Es sabido que los árabes consolidaron muchas de sus conquistas por medio de pactos de capitulación con los que ofrecían a los pueblos conquistados y, en especial, a sus minorías dirigentes, la posibilidad de integrarse en el imperio islámico conservando gran parte de su poder y privilegios. Sin duda, la enorme extensión del islam -de Talas a Poitiers, de la frontera del imperio chino hasta el corazón de la Francia carolingia-la rapidez de su conquista (622-751) y la estabilidad con la que se ha mantenido la civilización islámica en este basto conjunto territorial se debieron a la existencia de esa cultura del pacto. Para abreviar, podríamos decir que la formidable expansión musulmana desde sus orígenes hasta mediados del siglo VIII fue en realidad una sucesión de pactos. La conquista de la península no fue ninguna excepción, en este sentido. Es conocido el texto del pacto de capitulación suscrito entre el walí Abd al-Aziz y el conde visigodo Teodomiro, gobernador de Murcia, que arabiza su nombre como Tudmir. También se tiene noticia de la existencia de otros muchos pactos alcanzados con otras ciudades y regiones españolas, después de derrotar a la oposición armada de los visigodos, encabezada por Rodriga, en las batallas de Guadalete y Écija.

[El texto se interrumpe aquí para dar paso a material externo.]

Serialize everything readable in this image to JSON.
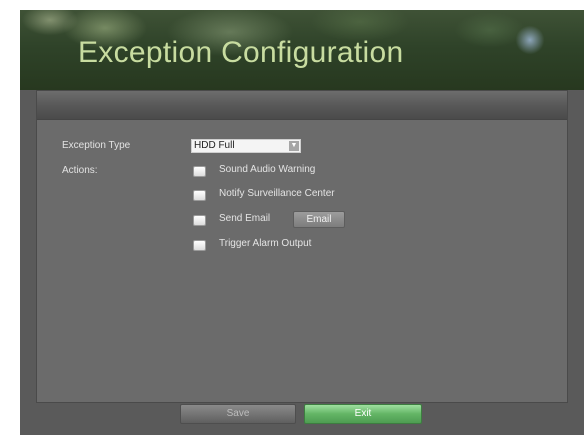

De igual forma, los musulmanes recurrieron a pactos para consolidar su relación con las tribus berebere s que vinieron a la península, y con los reinos cristianos del norte, que multiplicaron sus contactos con los emires y califas cordobeses a medida que avanzaban sus fronteras hacia el sur. Para esa época, los alfaquíes ya habían desarrollado una compleja jurisprudencia relacionada con los pactos, que en el caso del derecho malikí, ampliamente difundido entre los andalusíes, aceptaba la existencia de treguas incluso en caso de Gihad, siempre que fueran pactadas por el imán, es decir el jefe de la comunidad de los creyentes, y se cumplieran determinadas condiciones:

Al imán únicamente pertenece el derecho de concluir una tregua cuando se considere útil y no conlleve condiciones tales como el abandono de prisioneros musulmanes (o de una ciudad). Un pago, entonces, puede ser estipulado, pero el temor de un mal mayor hará callar esas consideraciones. La duración no está limitada, pero se recomienda que no sobrepase los cuatro meses. Cuando el imán (o su representante) sea informado de que alguna de las condiciones de la tregua ha sido violada, romperá la tregua y advertirá al enemigo de la reanudación de las hostilidades (el Mujtasar tratado de derecho malikí del siglo XIV debido a Jalil ibn Ishaq)23.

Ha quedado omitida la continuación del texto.